Predicting ready-made garment dressing fit for individuals based on highly reliable examples

Highlights

• Generating highly reliable body-garment paired data by digitalizing the garment on a shape-changing robotic mannequin with the method of physically simulating the twin virtual garment with the guidance of vision.

• The paired data of a template garment are generalized to be suitable to garments with similar style by scaling the template garment-body ease-allowance, i.e., the extra measurement added to the body measurement, for different sized human bodies.

• Deformation characters of a garment template are transformed to daily garments to predict their dressing effects on different persons by training a CNN-based network, which can obtain plausible results.

Abstract

Predicting the dressing fit of a ready-made garment for different individuals is a challenging problem in online garment sales. At present, the main solution involves physics-based virtual garment simulation, which has limitations in terms of a lack of sufficient reality and high computational costs. In this study, we developed a novel example-based method to guarantee the high reality and efficiency of garment dressing fit prediction using two methods. First, highly reliable examples were captured with the assistance of a robotic mannequin, thereby ensuring the authenticity of the sample data. Second, a mapping was established between the body-garment ease allowance and garment deformations using a convolutional neural network-based network in order to address the problem of dressing fit prediction for ready-made garments on different individuals. This method can also be extended to predicting the dressing fit for ready-made garments with similar styles. Experiments showed our virtual clothes try-on system obtained acceptable precision with a good sense of reality, and it can potentially be used in many applications such as three-dimensional garment design and online clothes retail.

Introduction

In general, garments are classified as ready-made or custom-made, but ready-made garments still dominate the clothing market. Before buying a ready-made garment, people usually need to try it on to check whether it fits well. Due to the rapid development of clothing E-commerce, online sales now account for almost two-thirds of ready-made garments sales [1]. However, due to the lack of effective methods for helping customers to perceive the dressing fit on themselves, the return rate is high at up to 25% of online sales. Therefore, predicting the dressing fit of ready-made garments for individuals is an important but challenging problem in online garments sales.

One possible solution to this problem is physics-based virtual garment simulation [2], [3], which simulates the deformation of three-dimensional (3D) virtual garments on 3D avatars of customers. Great progress has been made since the first clothing simulation method was proposed in the late 1980s, but clothing simulation is still insufficient realistic [4], [5]. This is mainly because the physical models of clothing used in simulation, such as the mass-spring model[6], position-based model[7], or finite element methods [8], [9], are simplified from the real clothing materials, thereby leading to differences in the micro- and macro- mechanical characteristics of the virtual clothing and real clothing. Thus, the virtual simulation results usually deviate much from the real clothing deformation and they cannot reflect the real dressing fit well.

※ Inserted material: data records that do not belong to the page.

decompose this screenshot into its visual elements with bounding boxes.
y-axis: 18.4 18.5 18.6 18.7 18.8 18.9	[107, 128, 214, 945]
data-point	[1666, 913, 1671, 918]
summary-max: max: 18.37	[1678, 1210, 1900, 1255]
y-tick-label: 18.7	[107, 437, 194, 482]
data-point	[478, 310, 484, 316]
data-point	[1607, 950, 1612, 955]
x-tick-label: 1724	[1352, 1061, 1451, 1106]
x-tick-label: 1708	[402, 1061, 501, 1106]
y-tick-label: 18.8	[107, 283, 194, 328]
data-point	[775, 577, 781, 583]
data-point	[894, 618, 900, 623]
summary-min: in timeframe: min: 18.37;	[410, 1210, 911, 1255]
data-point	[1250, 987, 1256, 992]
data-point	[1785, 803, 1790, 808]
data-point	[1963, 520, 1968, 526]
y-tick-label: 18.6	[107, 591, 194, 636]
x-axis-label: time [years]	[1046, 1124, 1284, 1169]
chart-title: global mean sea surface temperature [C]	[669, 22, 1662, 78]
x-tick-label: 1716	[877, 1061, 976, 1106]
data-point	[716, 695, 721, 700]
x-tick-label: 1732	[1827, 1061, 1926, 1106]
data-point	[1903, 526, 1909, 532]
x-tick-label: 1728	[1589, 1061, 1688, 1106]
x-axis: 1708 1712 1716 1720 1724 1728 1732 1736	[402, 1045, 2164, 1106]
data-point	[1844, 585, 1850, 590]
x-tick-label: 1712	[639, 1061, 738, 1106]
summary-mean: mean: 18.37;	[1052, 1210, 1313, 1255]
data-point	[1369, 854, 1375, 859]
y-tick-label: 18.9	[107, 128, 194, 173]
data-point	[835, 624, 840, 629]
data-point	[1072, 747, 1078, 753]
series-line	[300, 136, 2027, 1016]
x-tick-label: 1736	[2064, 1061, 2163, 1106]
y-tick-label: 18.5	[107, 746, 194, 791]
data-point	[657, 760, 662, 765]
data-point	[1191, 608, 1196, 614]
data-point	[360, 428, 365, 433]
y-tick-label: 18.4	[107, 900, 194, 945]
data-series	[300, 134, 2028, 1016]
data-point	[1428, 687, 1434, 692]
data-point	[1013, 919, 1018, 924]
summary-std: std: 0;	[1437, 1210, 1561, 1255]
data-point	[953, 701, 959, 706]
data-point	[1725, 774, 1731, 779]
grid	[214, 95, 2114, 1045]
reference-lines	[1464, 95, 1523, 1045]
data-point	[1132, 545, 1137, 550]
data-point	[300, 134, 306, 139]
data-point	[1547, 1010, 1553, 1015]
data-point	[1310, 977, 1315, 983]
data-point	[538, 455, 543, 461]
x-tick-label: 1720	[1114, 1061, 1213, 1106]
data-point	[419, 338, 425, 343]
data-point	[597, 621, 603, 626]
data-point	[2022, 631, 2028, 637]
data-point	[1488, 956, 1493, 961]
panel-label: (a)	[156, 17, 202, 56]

To improve the realism of clothing simulations, many studies have aimed to reconstruct the dynamic deformation of garments based on computer vision methods [10], [11]. These studies mainly focused on reconstructing the deformation of a garment on a moving human body. Using these data, the deformation of a garment caused by human body posture changes can be modeled in a data-driven manner [12], [13].

Theoretically, it is possible to extend previous methods to reconstruct the dressing fit of a garment on various human bodies, but it is impractical to ask a huge number of people to try on a garment and scan them because of the high costs incurred.

Thus, in the present study, we used a shape-changing robotic mannequin [14] to imitate different shapes of various human bodies. Consequently, the dressing fit of a garment on various human bodies could be simulated and reconstructed by deforming the garment with the robotic mannequin. The mapping between body-garment ease allowance and deformations of a garment were trained using the reconstructed data. Therefore, even without trying on a garment physically, its dressing fit on a specific person can still be estimated. However, it is still uneconomic to reconstruct every garment on sale. To address this issue, we developed a new strategy for estimating the dressing fit of a class of garments based on the data captured from a template garment using the methods proposed in this study, as shown in Fig. 1. The main contributions of this study summarized as follows:

• A highly reliable body-garment paired data acquisition approach is proposed. By dressing up a shape-changing robotic mannequin that simulates different shapes of various human bodies, the garment deformations are reconstructed based on physical simulations, where constraints on marker positions are computed by stereo vision.

• Instead of mapping directly between the garment deformations and human body shapes, we obtained the mapping indirectly by training the relationship between the garment deformations and body-garment ease allowance, thereby allowing good training results to be trained with fewer data. The map is set in a nonlinear manner rather than the linear manner used in most previously proposed approaches in order to fit better with the intrinsic nonlinear relationship between body shape and garment deformation.

The remainder of this paper is organized as follows. In Section 2, we review previous research into virtual try-on methods, 3D human modeling methods, and robotic mannequin. In Section 3, we explain the pipeline used in our study. After describing the position-constrained physical deformation of the template garment in Section 4, the method for mapping from body-garment ease allowance to garment states is explained in Section 5. The experimental results are presented in Section 6. We give our conclusions in Section 7.